Submitted as coursework for PH241, Stanford University, Winter 2015

Fig. 1: MRI Scan of the brain and spine. (Source: Wikimedia Commons).

Magnetic resonance imaging (MRI) was first accessible in the 1980's as evaluation recourse for surgical patients, especially in the digestive and urinary tracks. Magnets' radiofrequency and imaging provides useful pictures, which offer major advantages over other existing imaging techniques, as seen in Fig. 1. [1] MRI's appear to be safe because there is no use of ionizing radiation or iodinated contrast materials in the process. The biggest risk of an MRI scan is the projectile effect, which emphasizes the attraction of magnetic objects to the magnet in the scanner. Patients with rooted ferromagnetic objects and implants must take serious caution in the presence of an MRI. [2]

MRI scans are very complex and create many different magnetic reactions throughout a human body in order to produce the image that is needed. When a person enters the MRI scanner, the protons in the tissues, usually enclosed in water molecules, affiliate themselves in the pattern of the magnetic field. When the radiofrequency electromagnetic pulse is released from the scanner, the protons disperse and then realign into their original formation, which creates a signal. [2] This signal is then picked up by the computer and antenna and is converted into an image. Relaxation is the process by which the protons readjust themselves and protons go through two types of this process, T1 and T2. T1 is longitudinal and places that are water-containing are shown as darkness, which makes it hard for T1-weighted images to distinguish between normal and injured tissues. T2-weighted images show great contrast between torn and assembled tissues, even though there is less anatomic detail compared to TI imaging. [2]

Recent advances in MRI make gadolinium-based blood contrast agents available creating high-resolution pictures of the tree assessment of soft tissue vascularity function. [2] Introduction of endorectal coil now improves the quality of imagery in the analysis of different prostate cancers. Magnetic resonance urography is a recent development, which provides minute details of the collecting system and coronal section. [1] Intensity-modulated radiotherapy (IMRT) will provide clearer imaging of the prostate for analyzing cancer in patients, however, currently, the modality of imaging is too costly for experimental use. [3]

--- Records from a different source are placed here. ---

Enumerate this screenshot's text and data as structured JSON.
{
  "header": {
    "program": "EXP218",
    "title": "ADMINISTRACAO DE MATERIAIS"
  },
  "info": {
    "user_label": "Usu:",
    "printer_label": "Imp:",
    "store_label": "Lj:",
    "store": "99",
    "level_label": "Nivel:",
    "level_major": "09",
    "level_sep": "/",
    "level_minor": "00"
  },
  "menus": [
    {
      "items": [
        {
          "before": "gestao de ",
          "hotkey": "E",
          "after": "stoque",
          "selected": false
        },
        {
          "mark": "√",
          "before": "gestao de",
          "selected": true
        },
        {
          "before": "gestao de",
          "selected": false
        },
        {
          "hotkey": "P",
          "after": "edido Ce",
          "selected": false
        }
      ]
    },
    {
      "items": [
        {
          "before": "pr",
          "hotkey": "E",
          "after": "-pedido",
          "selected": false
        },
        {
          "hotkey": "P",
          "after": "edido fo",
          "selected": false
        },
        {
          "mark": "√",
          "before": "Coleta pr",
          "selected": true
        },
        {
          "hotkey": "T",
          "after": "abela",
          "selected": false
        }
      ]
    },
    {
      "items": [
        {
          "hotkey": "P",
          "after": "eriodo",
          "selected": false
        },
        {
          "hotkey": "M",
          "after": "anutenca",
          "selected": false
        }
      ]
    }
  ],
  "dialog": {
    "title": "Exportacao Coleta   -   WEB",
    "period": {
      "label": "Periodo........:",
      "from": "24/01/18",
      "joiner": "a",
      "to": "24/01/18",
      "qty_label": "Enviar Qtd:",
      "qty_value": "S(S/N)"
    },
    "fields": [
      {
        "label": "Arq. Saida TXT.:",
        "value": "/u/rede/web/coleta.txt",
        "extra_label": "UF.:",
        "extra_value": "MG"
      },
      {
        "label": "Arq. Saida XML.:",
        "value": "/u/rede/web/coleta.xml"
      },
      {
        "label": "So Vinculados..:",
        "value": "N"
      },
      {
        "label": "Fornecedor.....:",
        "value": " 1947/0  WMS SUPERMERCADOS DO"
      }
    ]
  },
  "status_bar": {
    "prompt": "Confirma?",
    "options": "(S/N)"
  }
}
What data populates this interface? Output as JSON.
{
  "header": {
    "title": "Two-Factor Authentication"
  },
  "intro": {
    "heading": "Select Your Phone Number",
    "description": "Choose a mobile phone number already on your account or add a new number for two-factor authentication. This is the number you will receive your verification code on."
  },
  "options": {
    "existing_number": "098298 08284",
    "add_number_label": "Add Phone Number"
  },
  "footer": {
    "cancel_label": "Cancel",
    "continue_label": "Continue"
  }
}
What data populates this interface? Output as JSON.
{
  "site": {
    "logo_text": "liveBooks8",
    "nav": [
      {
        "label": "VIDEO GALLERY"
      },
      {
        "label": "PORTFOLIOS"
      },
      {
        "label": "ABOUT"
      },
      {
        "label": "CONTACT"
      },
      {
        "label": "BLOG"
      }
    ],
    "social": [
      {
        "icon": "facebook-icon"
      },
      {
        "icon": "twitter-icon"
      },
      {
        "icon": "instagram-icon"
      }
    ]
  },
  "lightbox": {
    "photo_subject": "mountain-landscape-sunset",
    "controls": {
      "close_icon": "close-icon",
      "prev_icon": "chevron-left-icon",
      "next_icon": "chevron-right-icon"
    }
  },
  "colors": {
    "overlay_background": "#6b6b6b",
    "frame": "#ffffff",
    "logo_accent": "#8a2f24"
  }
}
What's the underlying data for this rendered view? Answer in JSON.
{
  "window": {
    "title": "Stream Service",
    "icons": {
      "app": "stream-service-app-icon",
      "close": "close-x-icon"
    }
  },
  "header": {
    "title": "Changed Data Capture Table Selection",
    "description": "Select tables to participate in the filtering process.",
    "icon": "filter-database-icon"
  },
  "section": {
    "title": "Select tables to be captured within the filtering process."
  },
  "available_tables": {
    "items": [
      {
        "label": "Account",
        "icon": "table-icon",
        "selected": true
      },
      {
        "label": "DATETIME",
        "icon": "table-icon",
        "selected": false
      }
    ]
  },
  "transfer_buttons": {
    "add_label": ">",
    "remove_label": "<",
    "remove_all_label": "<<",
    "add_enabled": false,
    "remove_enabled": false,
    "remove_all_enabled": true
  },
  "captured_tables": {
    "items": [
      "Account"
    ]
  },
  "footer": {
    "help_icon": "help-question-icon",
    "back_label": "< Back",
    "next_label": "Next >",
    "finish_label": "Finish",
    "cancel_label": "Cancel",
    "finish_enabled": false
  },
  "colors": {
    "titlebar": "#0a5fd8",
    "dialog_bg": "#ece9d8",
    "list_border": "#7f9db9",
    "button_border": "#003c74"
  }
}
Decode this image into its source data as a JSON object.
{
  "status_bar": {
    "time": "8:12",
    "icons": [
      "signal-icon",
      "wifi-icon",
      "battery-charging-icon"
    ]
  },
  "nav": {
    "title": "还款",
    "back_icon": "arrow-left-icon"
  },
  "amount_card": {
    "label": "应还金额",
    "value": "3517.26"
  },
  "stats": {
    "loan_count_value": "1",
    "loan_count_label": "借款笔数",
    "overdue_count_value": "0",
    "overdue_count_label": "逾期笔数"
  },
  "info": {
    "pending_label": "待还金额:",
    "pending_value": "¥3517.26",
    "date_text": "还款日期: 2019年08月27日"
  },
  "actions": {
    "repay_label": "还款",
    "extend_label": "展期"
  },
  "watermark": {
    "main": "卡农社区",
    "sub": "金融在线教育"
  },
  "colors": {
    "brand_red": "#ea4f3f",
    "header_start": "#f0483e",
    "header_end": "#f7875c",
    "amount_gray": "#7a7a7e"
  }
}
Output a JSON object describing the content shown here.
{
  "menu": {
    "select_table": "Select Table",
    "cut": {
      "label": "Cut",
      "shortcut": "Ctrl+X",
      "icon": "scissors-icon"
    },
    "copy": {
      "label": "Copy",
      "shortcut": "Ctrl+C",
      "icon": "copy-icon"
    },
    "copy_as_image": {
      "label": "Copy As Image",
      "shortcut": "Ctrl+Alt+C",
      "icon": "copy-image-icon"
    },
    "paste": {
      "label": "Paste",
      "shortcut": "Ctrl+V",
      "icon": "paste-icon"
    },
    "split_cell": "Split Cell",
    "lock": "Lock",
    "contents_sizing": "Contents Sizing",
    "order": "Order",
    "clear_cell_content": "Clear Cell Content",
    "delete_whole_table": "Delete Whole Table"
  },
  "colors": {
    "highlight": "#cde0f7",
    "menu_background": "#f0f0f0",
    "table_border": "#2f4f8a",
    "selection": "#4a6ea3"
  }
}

The limits and future dangers of magnetic resonance imaging is not yet determined. Data and research has suggested that combining high-speed MRI techniques with event-related task examples would potentially be used successfully to map brisk hemodynamic changes. [1]

© Jane Campbell. The author grants permission to copy, distribute and display this work in unaltered form, with attribution to the author, for noncommercial purposes only. All other rights, including commercial rights, are reserved to the author.

References

[1] M. A. Salam, Ed., Principles and Practice of Urology (Jaypee Bros. Medical, 2013).

[2] D. H. W. Grönemeyer, MD, et al., "Future of Advanced Guidance Techniques by Interventional CT and MRI," Mini. Invasiv. Ther. 4, 215 (1995).

[3] B. R. Rosen, R. L. Buckner, and A. M. Dale, "Event-Related Functional MRI: Past, Present, and Future," Proc. Natl. Acad. Sci. USA 95, 773 (1998).